The project brief was set by Kier Construction and the University SA1 Project Team at the SA1 Swansea Waterfront development. As well as the input of research and teaching staff from the university, the project was divided into smaller sub-projects and run as separate undergraduate student projects from the different Schools and Faculties. Students studying Architecture, Glass (Architectural Arts), Project and Construction Management, Environmental Conservation and Engineering combined their talents to complete the project.

“UWTSD, Kier Construction and Stride Treglown were all very supportive and enthusiastic about the project, appreciating how the use of recycled architectural glass can enhance the wellbeing of people who visit the new buildings and how the university’s reputation on environmental and sustainability issues can go hand-in-hand, with the creative industries and mutually reinforce each other,”

Dr Oseng-Rees.


“Tyra came to us with the idea of trialling a new recycled glass material and we thought this was too an exciting opportunity to miss. It presented an opportunity for our students and academics to work together and it is a sustainable product that reuses a material that’s been in the local area.”
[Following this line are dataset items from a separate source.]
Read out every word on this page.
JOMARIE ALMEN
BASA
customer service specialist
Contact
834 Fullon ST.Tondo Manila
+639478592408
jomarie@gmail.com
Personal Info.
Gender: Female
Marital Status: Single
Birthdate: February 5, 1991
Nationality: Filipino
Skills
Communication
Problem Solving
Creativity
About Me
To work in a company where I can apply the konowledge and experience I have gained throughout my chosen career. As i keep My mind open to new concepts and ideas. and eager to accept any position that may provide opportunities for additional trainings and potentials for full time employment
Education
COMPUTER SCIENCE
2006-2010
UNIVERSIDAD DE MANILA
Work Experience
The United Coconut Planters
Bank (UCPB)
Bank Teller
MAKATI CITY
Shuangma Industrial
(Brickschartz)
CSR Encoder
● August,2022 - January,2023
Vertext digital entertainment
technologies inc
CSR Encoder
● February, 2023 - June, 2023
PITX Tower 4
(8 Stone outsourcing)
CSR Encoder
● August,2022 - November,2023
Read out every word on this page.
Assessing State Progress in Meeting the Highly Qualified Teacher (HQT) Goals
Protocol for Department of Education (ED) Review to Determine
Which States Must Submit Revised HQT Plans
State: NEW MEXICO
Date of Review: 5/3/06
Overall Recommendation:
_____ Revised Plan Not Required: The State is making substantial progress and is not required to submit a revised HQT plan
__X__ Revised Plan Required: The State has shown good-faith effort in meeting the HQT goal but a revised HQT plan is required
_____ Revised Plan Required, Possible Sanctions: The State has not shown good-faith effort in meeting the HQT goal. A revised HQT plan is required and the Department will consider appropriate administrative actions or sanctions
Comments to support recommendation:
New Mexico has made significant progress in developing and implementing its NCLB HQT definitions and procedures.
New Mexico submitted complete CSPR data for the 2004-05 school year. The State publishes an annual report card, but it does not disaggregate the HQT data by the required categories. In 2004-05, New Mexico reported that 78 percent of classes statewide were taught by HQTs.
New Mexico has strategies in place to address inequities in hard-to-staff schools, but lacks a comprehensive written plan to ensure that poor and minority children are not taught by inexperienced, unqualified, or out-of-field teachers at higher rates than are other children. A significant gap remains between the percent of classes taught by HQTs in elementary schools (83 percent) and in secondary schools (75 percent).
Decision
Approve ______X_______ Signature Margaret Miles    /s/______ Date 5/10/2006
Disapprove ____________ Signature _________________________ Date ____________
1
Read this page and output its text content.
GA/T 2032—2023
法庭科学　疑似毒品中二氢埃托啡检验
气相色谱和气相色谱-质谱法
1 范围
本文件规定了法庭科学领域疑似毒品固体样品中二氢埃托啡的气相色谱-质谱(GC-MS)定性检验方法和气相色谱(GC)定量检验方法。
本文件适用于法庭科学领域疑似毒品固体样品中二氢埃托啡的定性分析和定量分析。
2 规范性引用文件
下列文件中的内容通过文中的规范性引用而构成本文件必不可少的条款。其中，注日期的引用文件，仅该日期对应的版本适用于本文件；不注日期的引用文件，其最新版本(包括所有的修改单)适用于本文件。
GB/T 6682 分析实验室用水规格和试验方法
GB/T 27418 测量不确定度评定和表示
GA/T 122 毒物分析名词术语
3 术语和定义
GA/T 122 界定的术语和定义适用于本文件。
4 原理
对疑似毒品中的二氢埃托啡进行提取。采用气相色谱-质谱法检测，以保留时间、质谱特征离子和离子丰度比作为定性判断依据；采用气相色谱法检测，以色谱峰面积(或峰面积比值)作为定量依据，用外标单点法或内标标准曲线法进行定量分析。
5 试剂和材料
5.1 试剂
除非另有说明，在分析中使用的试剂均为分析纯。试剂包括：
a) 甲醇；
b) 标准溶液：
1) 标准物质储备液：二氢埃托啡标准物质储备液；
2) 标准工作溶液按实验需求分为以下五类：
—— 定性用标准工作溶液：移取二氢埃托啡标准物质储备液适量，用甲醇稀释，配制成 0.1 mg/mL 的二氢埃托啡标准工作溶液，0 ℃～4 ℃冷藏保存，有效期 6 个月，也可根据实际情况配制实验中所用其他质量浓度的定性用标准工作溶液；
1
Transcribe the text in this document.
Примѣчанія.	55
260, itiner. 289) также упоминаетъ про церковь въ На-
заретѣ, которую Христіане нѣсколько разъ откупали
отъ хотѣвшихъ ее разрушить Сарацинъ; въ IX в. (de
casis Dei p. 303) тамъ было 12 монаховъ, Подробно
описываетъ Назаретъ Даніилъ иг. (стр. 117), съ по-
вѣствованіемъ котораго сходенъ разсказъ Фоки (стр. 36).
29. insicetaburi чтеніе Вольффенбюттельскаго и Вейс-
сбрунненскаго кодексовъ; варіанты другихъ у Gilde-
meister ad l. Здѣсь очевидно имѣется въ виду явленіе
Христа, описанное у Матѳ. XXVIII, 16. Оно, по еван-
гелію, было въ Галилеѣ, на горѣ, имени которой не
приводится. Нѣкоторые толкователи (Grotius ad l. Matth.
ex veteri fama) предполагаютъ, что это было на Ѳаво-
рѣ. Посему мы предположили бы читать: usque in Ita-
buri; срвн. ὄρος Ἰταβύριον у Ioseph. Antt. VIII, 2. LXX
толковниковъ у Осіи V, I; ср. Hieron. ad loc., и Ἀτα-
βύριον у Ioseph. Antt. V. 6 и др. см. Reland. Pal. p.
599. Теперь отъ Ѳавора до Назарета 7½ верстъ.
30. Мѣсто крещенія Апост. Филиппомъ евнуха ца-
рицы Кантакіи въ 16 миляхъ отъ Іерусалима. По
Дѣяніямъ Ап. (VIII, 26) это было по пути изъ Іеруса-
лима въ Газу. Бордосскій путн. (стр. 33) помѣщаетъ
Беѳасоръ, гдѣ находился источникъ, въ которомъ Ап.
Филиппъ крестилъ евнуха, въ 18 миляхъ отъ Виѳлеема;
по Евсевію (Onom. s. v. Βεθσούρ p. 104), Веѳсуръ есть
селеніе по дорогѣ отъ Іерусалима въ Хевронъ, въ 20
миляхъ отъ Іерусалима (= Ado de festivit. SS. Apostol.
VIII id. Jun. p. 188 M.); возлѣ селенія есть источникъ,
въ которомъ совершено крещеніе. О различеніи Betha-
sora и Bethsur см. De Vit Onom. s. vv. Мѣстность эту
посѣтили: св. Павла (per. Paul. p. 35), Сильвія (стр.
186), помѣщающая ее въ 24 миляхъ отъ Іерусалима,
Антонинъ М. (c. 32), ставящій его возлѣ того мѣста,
Mike Bessell, Senior Estates Manager at SA1 Swansea Waterfront

“I came to UWTSD to set up the architecture course, so I was aware of the requirements for a reception desk at the very start. However, the opportunity to try something new and collaborate with other colleagues in the University, and to work with Tyra and the potential of using recycled glass, was too enticing.”

Ian Standen, Architecture

From left: Dr Juan Ferriz-Papi, Dr Greg Owen, Allan Nantel, Lara Hopkinson, Ian Standen, and Dr Tyra Oseng-Rees

From left: Dr Juan Ferriz-Papi, Dr Greg Owen, Allan Nantel, Lara Hopkinson, Ian Standen, and Dr Tyra Oseng-Rees

“I got involved when I was a student at UWTSD. I was in my third year and Tyra came in and introduced her work with recycled glass material. I liked the idea of the sustainability of this material and potentially working on the live project.”

Jana Klerprlikova, Graduate project Glass

“I decided to run with Tyra’s option with fused recycled glass. I am excited about innovation and new ideas in the construction industry and after further research into and discussions with Tyra, I could see benefits of having and using this material and I think it’s something that should be considered and considered further as a building product”

Dave Halley, Graduate Project, Construction Managements

“What I love about this project is that Tyra picked this up and absolutely ran with it. Tyra’s and her team’s design systems thinking meant that they wanted engineers, environmental conservationists, artists and others to work on a project that actually covers 4 schools of the University and two faculties.”

Dr Jane Davidson, Pro Vice-Chancellor, UWTSD

“We found the process of working with Tyra to be a collaboration in the true sense of the word. She and her team became an integrated part of the design team and brought an inspiring, fresh approach to the work.”

Pierre Wassenaar Director, Head of Technology and Innovation, Stride Treglown Architects

Phase 1 of University’s the £350 million development is complete and has created a new home for Yr Athrofa, The Institute of Education, the Faculty of Architecture, Computing and Engineering, the Construction Wales Innovation Centre (CWIC) as well as a new library.

The University’s vision for SA1 Swansea Waterfront is to create a neighborhood with academic activity at its core to attract companies to collocate with the University to exploit knowledge, develop skills, support existing companies and attract new investment into the region.